When the airflow temperature decreases, the resistance value of the heat-sensitive resistor 1 increases, and accordingly, the flowing current decreases, making it impossible for the resistor 1 to generate sufficient heat, and the accuracy of wind speed measurement decreases significantly.

Conversely, when the airflow temperature increases, the resistance value of resistor 1 decreases rapidly, resulting in damage or deterioration of characteristics.
There was a problem that temperature measurement was not possible.
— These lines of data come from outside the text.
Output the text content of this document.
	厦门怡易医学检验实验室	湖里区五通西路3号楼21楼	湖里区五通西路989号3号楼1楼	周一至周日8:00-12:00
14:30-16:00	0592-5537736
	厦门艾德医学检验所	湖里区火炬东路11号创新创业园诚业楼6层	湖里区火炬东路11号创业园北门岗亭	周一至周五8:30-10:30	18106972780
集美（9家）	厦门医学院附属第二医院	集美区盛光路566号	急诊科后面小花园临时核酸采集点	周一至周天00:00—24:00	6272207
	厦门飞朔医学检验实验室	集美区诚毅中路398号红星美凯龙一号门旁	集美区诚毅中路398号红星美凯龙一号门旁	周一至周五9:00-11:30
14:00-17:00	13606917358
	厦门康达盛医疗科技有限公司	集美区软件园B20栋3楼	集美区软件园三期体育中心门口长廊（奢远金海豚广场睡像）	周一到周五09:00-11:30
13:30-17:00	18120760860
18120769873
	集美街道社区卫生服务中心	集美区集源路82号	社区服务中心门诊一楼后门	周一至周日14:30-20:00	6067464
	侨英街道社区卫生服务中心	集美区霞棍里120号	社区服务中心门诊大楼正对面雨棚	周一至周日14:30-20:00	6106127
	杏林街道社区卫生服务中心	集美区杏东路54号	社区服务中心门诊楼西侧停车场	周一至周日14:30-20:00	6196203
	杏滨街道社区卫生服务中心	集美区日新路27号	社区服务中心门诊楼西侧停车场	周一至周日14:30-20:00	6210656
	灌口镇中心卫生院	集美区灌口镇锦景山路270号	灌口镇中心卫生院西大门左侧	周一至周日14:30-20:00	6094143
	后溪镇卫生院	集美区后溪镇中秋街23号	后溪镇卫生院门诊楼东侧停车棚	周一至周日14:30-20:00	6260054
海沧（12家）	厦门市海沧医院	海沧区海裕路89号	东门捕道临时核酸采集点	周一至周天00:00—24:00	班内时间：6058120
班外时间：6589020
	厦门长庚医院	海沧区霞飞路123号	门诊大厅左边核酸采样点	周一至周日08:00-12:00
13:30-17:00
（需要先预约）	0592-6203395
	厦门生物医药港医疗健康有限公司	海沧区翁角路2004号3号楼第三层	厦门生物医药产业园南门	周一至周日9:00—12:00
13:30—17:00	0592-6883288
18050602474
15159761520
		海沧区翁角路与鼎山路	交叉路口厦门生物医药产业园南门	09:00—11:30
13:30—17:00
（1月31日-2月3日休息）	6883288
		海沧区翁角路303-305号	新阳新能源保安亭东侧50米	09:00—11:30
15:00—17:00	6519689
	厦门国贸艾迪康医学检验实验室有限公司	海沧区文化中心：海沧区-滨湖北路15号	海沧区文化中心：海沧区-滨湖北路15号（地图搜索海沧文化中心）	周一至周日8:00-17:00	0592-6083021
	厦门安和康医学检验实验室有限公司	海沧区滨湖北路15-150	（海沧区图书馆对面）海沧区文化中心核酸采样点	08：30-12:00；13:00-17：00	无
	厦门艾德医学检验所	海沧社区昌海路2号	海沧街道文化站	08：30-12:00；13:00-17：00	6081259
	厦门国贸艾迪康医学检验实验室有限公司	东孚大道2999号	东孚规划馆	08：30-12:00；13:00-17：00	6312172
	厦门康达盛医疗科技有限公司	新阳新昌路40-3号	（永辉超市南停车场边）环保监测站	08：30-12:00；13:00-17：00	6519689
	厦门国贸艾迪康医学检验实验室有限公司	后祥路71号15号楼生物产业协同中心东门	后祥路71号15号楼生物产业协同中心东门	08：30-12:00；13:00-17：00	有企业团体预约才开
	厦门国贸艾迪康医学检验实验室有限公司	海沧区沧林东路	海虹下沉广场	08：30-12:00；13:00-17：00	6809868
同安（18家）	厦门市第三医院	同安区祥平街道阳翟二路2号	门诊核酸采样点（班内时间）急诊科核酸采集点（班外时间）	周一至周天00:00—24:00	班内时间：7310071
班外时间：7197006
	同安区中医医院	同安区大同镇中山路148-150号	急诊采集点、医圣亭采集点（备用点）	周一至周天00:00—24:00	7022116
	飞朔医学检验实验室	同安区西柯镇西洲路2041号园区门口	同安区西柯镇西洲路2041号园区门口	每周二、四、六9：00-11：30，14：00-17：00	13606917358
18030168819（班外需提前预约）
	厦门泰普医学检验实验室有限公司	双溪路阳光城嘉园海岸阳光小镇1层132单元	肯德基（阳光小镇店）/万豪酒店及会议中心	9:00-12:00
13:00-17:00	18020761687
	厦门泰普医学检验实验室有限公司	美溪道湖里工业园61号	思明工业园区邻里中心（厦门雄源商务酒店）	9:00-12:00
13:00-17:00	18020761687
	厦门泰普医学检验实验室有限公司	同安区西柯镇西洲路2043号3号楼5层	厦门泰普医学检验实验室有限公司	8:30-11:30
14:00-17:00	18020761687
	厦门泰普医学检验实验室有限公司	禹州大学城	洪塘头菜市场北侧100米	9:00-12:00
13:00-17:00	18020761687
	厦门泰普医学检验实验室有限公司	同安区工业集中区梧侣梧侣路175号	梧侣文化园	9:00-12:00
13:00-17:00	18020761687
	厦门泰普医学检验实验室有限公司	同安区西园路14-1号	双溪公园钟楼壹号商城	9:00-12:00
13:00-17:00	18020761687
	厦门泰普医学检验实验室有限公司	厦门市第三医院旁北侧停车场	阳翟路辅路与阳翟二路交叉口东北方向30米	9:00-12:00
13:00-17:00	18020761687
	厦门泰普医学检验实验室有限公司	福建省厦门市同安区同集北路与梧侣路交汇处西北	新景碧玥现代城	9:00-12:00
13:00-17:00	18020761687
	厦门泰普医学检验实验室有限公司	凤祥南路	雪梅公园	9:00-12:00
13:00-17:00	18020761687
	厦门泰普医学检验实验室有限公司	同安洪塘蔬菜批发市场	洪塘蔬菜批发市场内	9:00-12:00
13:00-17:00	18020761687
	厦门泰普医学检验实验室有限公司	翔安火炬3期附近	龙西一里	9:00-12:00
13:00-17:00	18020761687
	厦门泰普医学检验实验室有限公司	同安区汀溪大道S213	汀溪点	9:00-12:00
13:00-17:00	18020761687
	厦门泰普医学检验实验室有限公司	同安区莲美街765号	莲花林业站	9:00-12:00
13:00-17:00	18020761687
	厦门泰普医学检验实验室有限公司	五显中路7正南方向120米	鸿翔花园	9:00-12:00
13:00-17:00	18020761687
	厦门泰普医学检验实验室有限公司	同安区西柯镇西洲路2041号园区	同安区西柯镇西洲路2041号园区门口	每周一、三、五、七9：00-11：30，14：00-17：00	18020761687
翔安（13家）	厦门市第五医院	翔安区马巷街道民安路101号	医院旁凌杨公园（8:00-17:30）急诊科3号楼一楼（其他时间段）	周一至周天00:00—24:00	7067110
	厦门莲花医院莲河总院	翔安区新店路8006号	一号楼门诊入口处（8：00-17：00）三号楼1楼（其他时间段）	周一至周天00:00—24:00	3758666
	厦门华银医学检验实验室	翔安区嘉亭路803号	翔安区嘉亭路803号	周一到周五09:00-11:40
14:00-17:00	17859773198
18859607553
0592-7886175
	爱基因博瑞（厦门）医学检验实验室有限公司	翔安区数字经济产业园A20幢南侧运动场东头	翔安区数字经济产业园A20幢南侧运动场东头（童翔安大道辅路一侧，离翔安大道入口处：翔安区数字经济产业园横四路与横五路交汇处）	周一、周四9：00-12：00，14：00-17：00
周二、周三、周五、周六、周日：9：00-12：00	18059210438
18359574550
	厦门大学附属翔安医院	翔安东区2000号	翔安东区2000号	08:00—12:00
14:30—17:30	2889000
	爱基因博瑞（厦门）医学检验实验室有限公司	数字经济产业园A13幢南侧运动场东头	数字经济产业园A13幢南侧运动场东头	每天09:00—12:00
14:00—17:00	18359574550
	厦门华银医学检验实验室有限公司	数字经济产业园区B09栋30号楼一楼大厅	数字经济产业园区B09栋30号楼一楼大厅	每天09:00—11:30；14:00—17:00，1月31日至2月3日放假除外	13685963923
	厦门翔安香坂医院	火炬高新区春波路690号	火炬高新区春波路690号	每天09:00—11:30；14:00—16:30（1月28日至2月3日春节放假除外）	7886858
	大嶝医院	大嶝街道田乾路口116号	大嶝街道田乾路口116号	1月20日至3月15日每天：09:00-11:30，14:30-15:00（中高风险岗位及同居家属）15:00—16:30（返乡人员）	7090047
An object of the present invention is to provide a wind speed measuring device for a vehicle air conditioner that can measure airflow temperature over a wide range.

[Means for solving problems]

In order to achieve the above object, the present invention provides a heat-sensitive element that is sensitive to the temperature of airflow in an air conditioning air passage and outputs a signal according to the temperature, a drive means that drives the heat-sensitive element with a constant current, and a heat-sensitive element that This is a wind speed measuring device for a vehicle air conditioner, which has a measuring means for measuring wind speed from the output of the air conditioner.

[Effect]

When the heat-sensitive element is driven with a constant current, sufficient heat generation can be ensured even when the airflow temperature is low, and even when the airflow temperature is high, it is possible to suppress the supply of excessive power due to a decrease in the resistance of the heat-sensitive element. This makes it possible to measure wind speed over a wide range of airflow temperatures.

〔Example〕

Hereinafter, one embodiment of the present invention will be described based on the drawings.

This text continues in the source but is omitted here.